Last November, the Empty Chair Project committee applied for a National Park Service grant in proud partnership with the Parks and Recreation Department of Juneau, Alaska. The grant’s name is the Japanese American Confinement Sites Grant Program.

In the grant, we ask to fund the Empty Chair Memorial as well as an educational component we plan to develop for use in local schools. It will be a teaching tool for justice. We feel that many members of the Juneau community, especially the young, are not aware of the internment nor its effects on Juneau’s history. The Empty Chair will be a sober reminder that civil rights for all are not guaranteed and that continual vigilance is required for protection of these constitutional rights.

Surviving Japanese-Americans, as well as community members affected by their loss, will be interviewed so that their stories and sentiments can be collected in rich detail. These will be digitized in video and text formats for publication and internet access. Curriculum and kits containing hands-on aides (photos, memoirs, newspaper articles, artifacts, etc.) relating to the evacuees’ experiences will be created for library and classroom use.

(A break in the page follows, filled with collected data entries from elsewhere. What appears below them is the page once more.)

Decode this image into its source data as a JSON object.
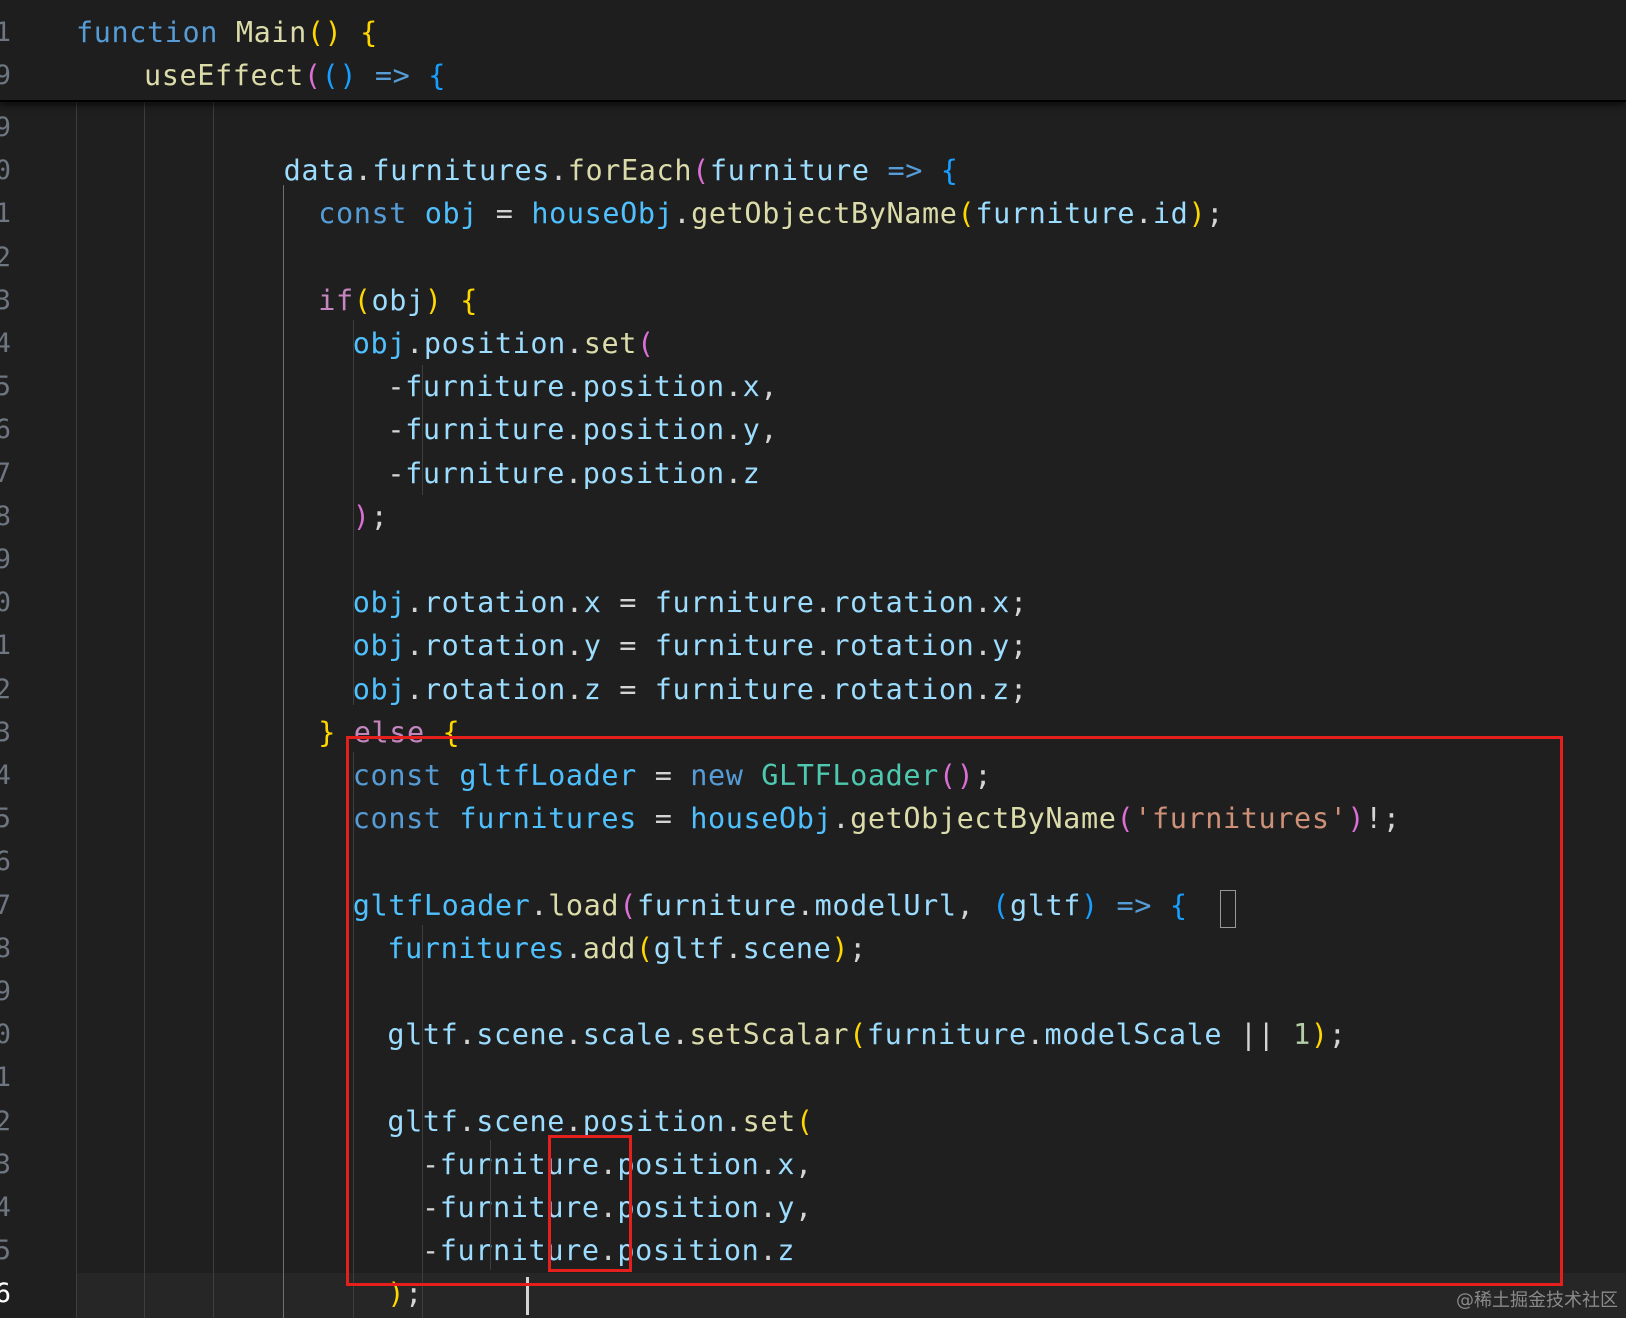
{
  "editor": {
    "sticky_scroll": [
      {
        "num": "1",
        "code": [
          [
            "kw",
            "function "
          ],
          [
            "fn",
            "Main"
          ],
          [
            "b1",
            "()"
          ],
          [
            "p",
            " "
          ],
          [
            "b1",
            "{"
          ]
        ]
      },
      {
        "num": "9",
        "code": [
          [
            "fn",
            "useEffect"
          ],
          [
            "b2",
            "("
          ],
          [
            "b3",
            "()"
          ],
          [
            "p",
            " "
          ],
          [
            "kw",
            "=>"
          ],
          [
            "p",
            " "
          ],
          [
            "b3",
            "{"
          ]
        ]
      }
    ],
    "lines": [
      {
        "num": "9",
        "code": []
      },
      {
        "num": "0",
        "code": [
          [
            "var",
            "data"
          ],
          [
            "p",
            "."
          ],
          [
            "var",
            "furnitures"
          ],
          [
            "p",
            "."
          ],
          [
            "fn",
            "forEach"
          ],
          [
            "b2",
            "("
          ],
          [
            "var",
            "furniture"
          ],
          [
            "p",
            " "
          ],
          [
            "kw",
            "=>"
          ],
          [
            "p",
            " "
          ],
          [
            "b3",
            "{"
          ]
        ]
      },
      {
        "num": "1",
        "code": [
          [
            "kw",
            "const "
          ],
          [
            "cst",
            "obj"
          ],
          [
            "p",
            " = "
          ],
          [
            "cst",
            "houseObj"
          ],
          [
            "p",
            "."
          ],
          [
            "fn",
            "getObjectByName"
          ],
          [
            "b1",
            "("
          ],
          [
            "var",
            "furniture"
          ],
          [
            "p",
            "."
          ],
          [
            "var",
            "id"
          ],
          [
            "b1",
            ")"
          ],
          [
            "p",
            ";"
          ]
        ]
      },
      {
        "num": "2",
        "code": []
      },
      {
        "num": "3",
        "code": [
          [
            "ctl",
            "if"
          ],
          [
            "b1",
            "("
          ],
          [
            "var",
            "obj"
          ],
          [
            "b1",
            ")"
          ],
          [
            "p",
            " "
          ],
          [
            "b1",
            "{"
          ]
        ]
      },
      {
        "num": "4",
        "code": [
          [
            "cst",
            "obj"
          ],
          [
            "p",
            "."
          ],
          [
            "var",
            "position"
          ],
          [
            "p",
            "."
          ],
          [
            "fn",
            "set"
          ],
          [
            "b2",
            "("
          ]
        ]
      },
      {
        "num": "5",
        "code": [
          [
            "p",
            "-"
          ],
          [
            "var",
            "furniture"
          ],
          [
            "p",
            "."
          ],
          [
            "var",
            "position"
          ],
          [
            "p",
            "."
          ],
          [
            "var",
            "x"
          ],
          [
            "p",
            ","
          ]
        ]
      },
      {
        "num": "6",
        "code": [
          [
            "p",
            "-"
          ],
          [
            "var",
            "furniture"
          ],
          [
            "p",
            "."
          ],
          [
            "var",
            "position"
          ],
          [
            "p",
            "."
          ],
          [
            "var",
            "y"
          ],
          [
            "p",
            ","
          ]
        ]
      },
      {
        "num": "7",
        "code": [
          [
            "p",
            "-"
          ],
          [
            "var",
            "furniture"
          ],
          [
            "p",
            "."
          ],
          [
            "var",
            "position"
          ],
          [
            "p",
            "."
          ],
          [
            "var",
            "z"
          ]
        ]
      },
      {
        "num": "8",
        "code": [
          [
            "b2",
            ")"
          ],
          [
            "p",
            ";"
          ]
        ]
      },
      {
        "num": "9",
        "code": []
      },
      {
        "num": "0",
        "code": [
          [
            "cst",
            "obj"
          ],
          [
            "p",
            "."
          ],
          [
            "var",
            "rotation"
          ],
          [
            "p",
            "."
          ],
          [
            "var",
            "x"
          ],
          [
            "p",
            " = "
          ],
          [
            "var",
            "furniture"
          ],
          [
            "p",
            "."
          ],
          [
            "var",
            "rotation"
          ],
          [
            "p",
            "."
          ],
          [
            "var",
            "x"
          ],
          [
            "p",
            ";"
          ]
        ]
      },
      {
        "num": "1",
        "code": [
          [
            "cst",
            "obj"
          ],
          [
            "p",
            "."
          ],
          [
            "var",
            "rotation"
          ],
          [
            "p",
            "."
          ],
          [
            "var",
            "y"
          ],
          [
            "p",
            " = "
          ],
          [
            "var",
            "furniture"
          ],
          [
            "p",
            "."
          ],
          [
            "var",
            "rotation"
          ],
          [
            "p",
            "."
          ],
          [
            "var",
            "y"
          ],
          [
            "p",
            ";"
          ]
        ]
      },
      {
        "num": "2",
        "code": [
          [
            "cst",
            "obj"
          ],
          [
            "p",
            "."
          ],
          [
            "var",
            "rotation"
          ],
          [
            "p",
            "."
          ],
          [
            "var",
            "z"
          ],
          [
            "p",
            " = "
          ],
          [
            "var",
            "furniture"
          ],
          [
            "p",
            "."
          ],
          [
            "var",
            "rotation"
          ],
          [
            "p",
            "."
          ],
          [
            "var",
            "z"
          ],
          [
            "p",
            ";"
          ]
        ]
      },
      {
        "num": "3",
        "code": [
          [
            "b1",
            "}"
          ],
          [
            "p",
            " "
          ],
          [
            "ctl",
            "else"
          ],
          [
            "p",
            " "
          ],
          [
            "b1",
            "{"
          ]
        ]
      },
      {
        "num": "4",
        "code": [
          [
            "kw",
            "const "
          ],
          [
            "cst",
            "gltfLoader"
          ],
          [
            "p",
            " = "
          ],
          [
            "kw",
            "new "
          ],
          [
            "cls",
            "GLTFLoader"
          ],
          [
            "b2",
            "()"
          ],
          [
            "p",
            ";"
          ]
        ]
      },
      {
        "num": "5",
        "code": [
          [
            "kw",
            "const "
          ],
          [
            "cst",
            "furnitures"
          ],
          [
            "p",
            " = "
          ],
          [
            "cst",
            "houseObj"
          ],
          [
            "p",
            "."
          ],
          [
            "fn",
            "getObjectByName"
          ],
          [
            "b2",
            "("
          ],
          [
            "str",
            "'furnitures'"
          ],
          [
            "b2",
            ")"
          ],
          [
            "p",
            "!;"
          ]
        ]
      },
      {
        "num": "6",
        "code": []
      },
      {
        "num": "7",
        "code": [
          [
            "cst",
            "gltfLoader"
          ],
          [
            "p",
            "."
          ],
          [
            "fn",
            "load"
          ],
          [
            "b2",
            "("
          ],
          [
            "var",
            "furniture"
          ],
          [
            "p",
            "."
          ],
          [
            "var",
            "modelUrl"
          ],
          [
            "p",
            ", "
          ],
          [
            "b3",
            "("
          ],
          [
            "var",
            "gltf"
          ],
          [
            "b3",
            ")"
          ],
          [
            "p",
            " "
          ],
          [
            "kw",
            "=>"
          ],
          [
            "p",
            " "
          ],
          [
            "b3",
            "{"
          ]
        ]
      },
      {
        "num": "8",
        "code": [
          [
            "cst",
            "furnitures"
          ],
          [
            "p",
            "."
          ],
          [
            "fn",
            "add"
          ],
          [
            "b1",
            "("
          ],
          [
            "var",
            "gltf"
          ],
          [
            "p",
            "."
          ],
          [
            "var",
            "scene"
          ],
          [
            "b1",
            ")"
          ],
          [
            "p",
            ";"
          ]
        ]
      },
      {
        "num": "9",
        "code": []
      },
      {
        "num": "0",
        "code": [
          [
            "var",
            "gltf"
          ],
          [
            "p",
            "."
          ],
          [
            "var",
            "scene"
          ],
          [
            "p",
            "."
          ],
          [
            "var",
            "scale"
          ],
          [
            "p",
            "."
          ],
          [
            "fn",
            "setScalar"
          ],
          [
            "b1",
            "("
          ],
          [
            "var",
            "furniture"
          ],
          [
            "p",
            "."
          ],
          [
            "var",
            "modelScale"
          ],
          [
            "p",
            " || "
          ],
          [
            "num",
            "1"
          ],
          [
            "b1",
            ")"
          ],
          [
            "p",
            ";"
          ]
        ]
      },
      {
        "num": "1",
        "code": []
      },
      {
        "num": "2",
        "code": [
          [
            "var",
            "gltf"
          ],
          [
            "p",
            "."
          ],
          [
            "var",
            "scene"
          ],
          [
            "p",
            "."
          ],
          [
            "var",
            "position"
          ],
          [
            "p",
            "."
          ],
          [
            "fn",
            "set"
          ],
          [
            "b1",
            "("
          ]
        ]
      },
      {
        "num": "3",
        "code": [
          [
            "p",
            "-"
          ],
          [
            "var",
            "furniture"
          ],
          [
            "p",
            "."
          ],
          [
            "var",
            "position"
          ],
          [
            "p",
            "."
          ],
          [
            "var",
            "x"
          ],
          [
            "p",
            ","
          ]
        ]
      },
      {
        "num": "4",
        "code": [
          [
            "p",
            "-"
          ],
          [
            "var",
            "furniture"
          ],
          [
            "p",
            "."
          ],
          [
            "var",
            "position"
          ],
          [
            "p",
            "."
          ],
          [
            "var",
            "y"
          ],
          [
            "p",
            ","
          ]
        ]
      },
      {
        "num": "5",
        "code": [
          [
            "p",
            "-"
          ],
          [
            "var",
            "furniture"
          ],
          [
            "p",
            "."
          ],
          [
            "var",
            "position"
          ],
          [
            "p",
            "."
          ],
          [
            "var",
            "z"
          ]
        ]
      },
      {
        "num": "6",
        "code": [
          [
            "b1",
            ")"
          ],
          [
            "p",
            ";"
          ]
        ]
      }
    ]
  },
  "watermark": "@稀土掘金技术社区",
  "colors": {
    "background": "#1f1f1f",
    "keyword": "#569cd6",
    "control": "#c586c0",
    "function": "#dcdcaa",
    "variable": "#9cdcfe",
    "constant": "#4fc1ff",
    "class": "#4ec9b0",
    "string": "#ce9178",
    "number": "#b5cea8",
    "bracket_gold": "#ffd700",
    "bracket_orchid": "#da70d6",
    "bracket_blue": "#179fff",
    "annotation": "#e5201c"
  }
}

The Empty Chair memorial itself, located in Capital School Park, will be a unifying visual for this educational component.

The grants are awarded in the spring, so the waiting period to find out if we qualify is a long one. We do feel hopeful, because one of the goals of the grant is to distribute funds equitably among the states. In fact, Alaska has never received funding from the grant, nor are we aware of any other pending projects in the state that have memorialized the Japanese confinement. Also Juneau, as the capital city, is the logical place to erect the first memorial in Alaska. But most of all, the memorial will preserve a poignant and distinctly Juneau story that deserves to be immortalized forever in the hearts of its community and its state.